Auf den Punkt: Chondroitin, meist als Chondroitinsulfat, ist ein natürlicher Bestandteil von Knorpel und Bindegewebe. Es gehört zur Gruppe der Glykosaminoglykane und bindet im Knorpel Wasser. Als Nahrungsergänzungsmittel wird Chondroitin häufig gemeinsam mit Glucosamin im Zusammenhang mit den Gelenken eingesetzt.
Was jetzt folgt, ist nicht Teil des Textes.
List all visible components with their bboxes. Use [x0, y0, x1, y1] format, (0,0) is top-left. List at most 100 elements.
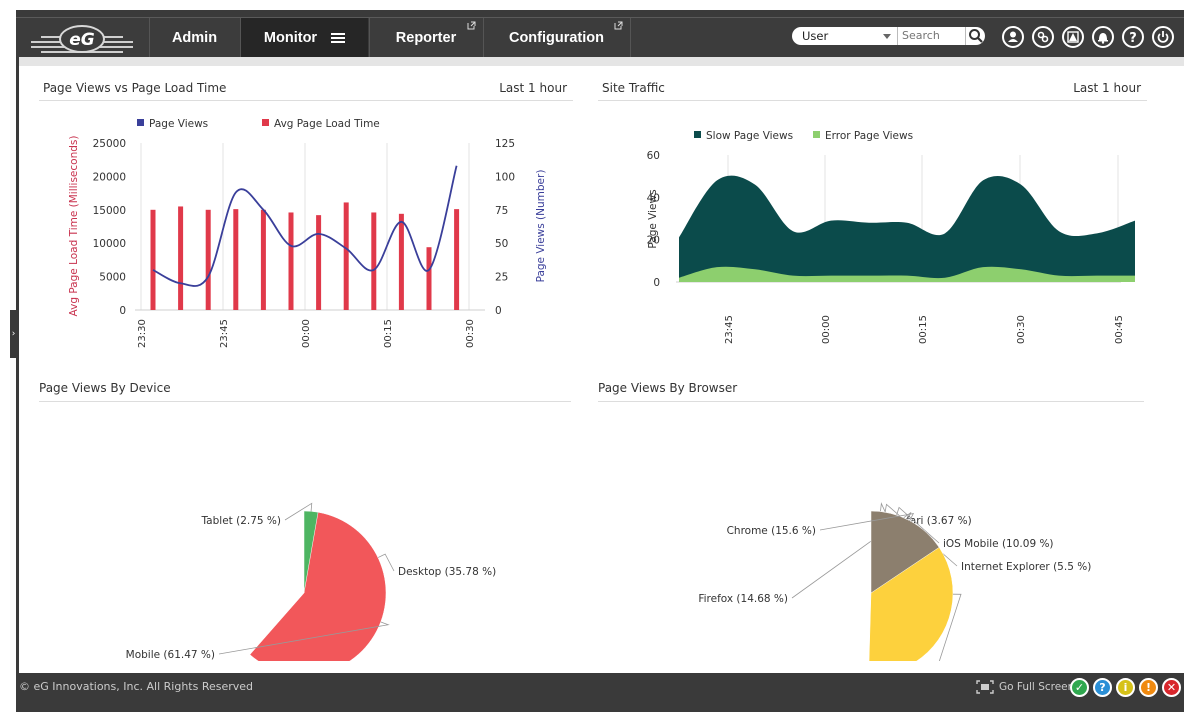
search-input[interactable]: [897, 27, 965, 45]
pv-vs-load-range[interactable]: Last 1 hour: [499, 81, 567, 95]
y-tick-left: 20000: [93, 171, 126, 183]
power-icon[interactable]: [1152, 26, 1174, 48]
y-tick-right: 100: [495, 171, 515, 183]
bar[interactable]: [150, 209, 156, 310]
status-critical-icon[interactable]: ✕: [1162, 678, 1181, 697]
bell-icon[interactable]: [1092, 26, 1114, 48]
search-icon: [969, 29, 983, 43]
pv-vs-load-title: Page Views vs Page Load Time: [43, 81, 227, 95]
pie-label: Mobile (61.47 %): [126, 649, 215, 661]
link-icon[interactable]: [1032, 26, 1054, 48]
bar[interactable]: [233, 209, 239, 310]
pie-label: Desktop (35.78 %): [398, 566, 496, 578]
y-tick-left: 15000: [93, 205, 126, 217]
y-tick-right: 75: [495, 205, 508, 217]
browser-pie-chart: Safari (3.67 %)iOS Mobile (10.09 %)Inter…: [698, 502, 1091, 661]
legend-label[interactable]: Avg Page Load Time: [274, 118, 380, 130]
full-screen-button[interactable]: Go Full Screen: [976, 680, 1074, 694]
chevron-down-icon: [883, 34, 891, 39]
svg-text:?: ?: [1129, 31, 1137, 46]
pie-leader-line: [218, 621, 390, 655]
svg-text:eG: eG: [69, 30, 95, 50]
nav-admin[interactable]: Admin: [149, 18, 239, 58]
legend-label[interactable]: Page Views: [149, 118, 208, 130]
x-tick: 23:45: [219, 319, 230, 348]
legend-swatch: [262, 119, 269, 126]
area-slow-page-views[interactable]: [679, 175, 1135, 282]
pie-slice[interactable]: [249, 510, 387, 661]
x-tick: 23:45: [724, 315, 735, 344]
by-device-title: Page Views By Device: [39, 381, 171, 395]
bar[interactable]: [454, 209, 460, 310]
bar[interactable]: [260, 209, 266, 310]
legend-label[interactable]: Slow Page Views: [706, 130, 793, 142]
pie-label: Tablet (2.75 %): [201, 515, 282, 527]
status-unknown-icon[interactable]: ?: [1093, 678, 1112, 697]
bar[interactable]: [426, 247, 432, 310]
pie-leader-line: [819, 513, 915, 531]
x-tick: 00:15: [918, 315, 929, 344]
y-tick-left: 10000: [93, 238, 126, 250]
status-info-icon[interactable]: i: [1116, 678, 1135, 697]
bar[interactable]: [398, 213, 404, 310]
nav-reporter[interactable]: Reporter: [369, 18, 482, 58]
legend-label[interactable]: Error Page Views: [825, 130, 913, 142]
device-pie-chart: Desktop (35.78 %) Mobile (61.47 %) Tablet …: [126, 502, 496, 661]
top-navbar: eG Admin Monitor Reporter Configuration …: [16, 17, 1184, 58]
x-tick: 00:30: [1016, 315, 1027, 344]
pie-label: iOS Mobile (10.09 %): [943, 538, 1054, 550]
site-traffic-chart: Slow Page Views Error Page Views 0 20 40 60 Pa…: [647, 130, 1135, 344]
bar[interactable]: [371, 212, 377, 310]
y-tick-left: 5000: [99, 272, 126, 284]
help-icon[interactable]: ?: [1122, 26, 1144, 48]
y-axis-label-right: Page Views (Number): [535, 170, 547, 283]
by-browser-title: Page Views By Browser: [598, 381, 738, 395]
x-tick: 00:45: [1114, 315, 1125, 344]
nav-configuration[interactable]: Configuration: [483, 18, 629, 58]
pie-label: Chrome (15.6 %): [727, 525, 816, 537]
external-link-icon: [614, 21, 623, 30]
y-tick: 40: [647, 192, 660, 204]
sidebar-expand-toggle[interactable]: ›: [10, 310, 17, 358]
footer: © eG Innovations, Inc. All Rights Reserv…: [16, 673, 1184, 702]
y-axis-label-left: Avg Page Load Time (Milliseconds): [68, 136, 80, 317]
pie-slice[interactable]: [870, 510, 940, 594]
bar[interactable]: [316, 215, 322, 310]
bar[interactable]: [343, 202, 349, 310]
x-tick: 00:00: [821, 315, 832, 344]
x-tick: 00:15: [383, 319, 394, 348]
pie-leader-line: [896, 506, 940, 544]
fullscreen-icon: [976, 680, 994, 694]
external-link-icon: [467, 21, 476, 30]
series-line-page-views[interactable]: [152, 165, 458, 287]
status-ok-icon[interactable]: ✓: [1070, 678, 1089, 697]
alert-icon[interactable]: [1062, 26, 1084, 48]
legend-swatch: [137, 119, 144, 126]
search-button[interactable]: [965, 27, 985, 45]
y-tick-left: 25000: [93, 138, 126, 150]
x-tick: 00:00: [301, 319, 312, 348]
bar[interactable]: [178, 206, 184, 310]
legend-swatch: [813, 131, 820, 138]
y-tick: 0: [653, 277, 660, 289]
menu-icon[interactable]: [331, 32, 346, 44]
user-icon[interactable]: [1002, 26, 1024, 48]
y-tick-right: 125: [495, 138, 515, 150]
status-warning-icon[interactable]: !: [1139, 678, 1158, 697]
bar[interactable]: [205, 209, 211, 310]
y-axis-label: Page Views: [647, 189, 659, 248]
site-traffic-range[interactable]: Last 1 hour: [1073, 81, 1141, 95]
pv-vs-load-chart: Page Views Avg Page Load Time 0 5000 10000 15…: [68, 118, 547, 348]
x-tick: 00:30: [465, 319, 476, 348]
pie-leader-line: [791, 512, 912, 599]
search-scope-select[interactable]: User: [792, 27, 897, 45]
area-error-page-views[interactable]: [679, 266, 1135, 282]
nav-monitor[interactable]: Monitor: [240, 18, 368, 58]
eg-logo[interactable]: eG: [16, 18, 148, 58]
full-screen-label: Go Full Screen: [999, 681, 1075, 693]
pie-leader-line: [938, 593, 962, 661]
bar[interactable]: [288, 212, 294, 310]
dashboard-content: Page Views vs Page Load Time Last 1 hour…: [19, 66, 1184, 673]
y-tick-right: 0: [495, 305, 502, 317]
y-tick-left: 0: [119, 305, 126, 317]
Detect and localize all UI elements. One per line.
Hintergrund: Chondroitin ist ein natürlicher Baustein des Knorpels. Es wird wissenschaftlich vor allem im Zusammenhang mit den Gelenken und häufig zusammen mit Glucosamin untersucht, wobei die Ergebnisse uneinheitlich sind.
Anwendungsbereiche: Im Zusammenhang mit Gelenken, Knorpelgewebe, Kombination mit Glucosamin
Chondroitinsulfat ist ein langkettiges Molekül aus der Gruppe der Glykosaminoglykane und ein wesentlicher struktureller Bestandteil des Knorpelgewebes. Gemeinsam mit Proteinen bildet es die sogenannten Proteoglykane, die im Knorpel grosse Mengen Wasser binden und ihm dadurch seine druckelastischen Eigenschaften verleihen. Für Nahrungsergänzungsmittel wird Chondroitin überwiegend aus tierischem Knorpel gewonnen, etwa aus Rind, Schwein oder Fisch. In der Forschung wird es, häufig in Kombination mit Glucosamin, im Zusammenhang mit der Gelenkstruktur untersucht. Wie bei Glucosamin sind die Studienergebnisse uneinheitlich.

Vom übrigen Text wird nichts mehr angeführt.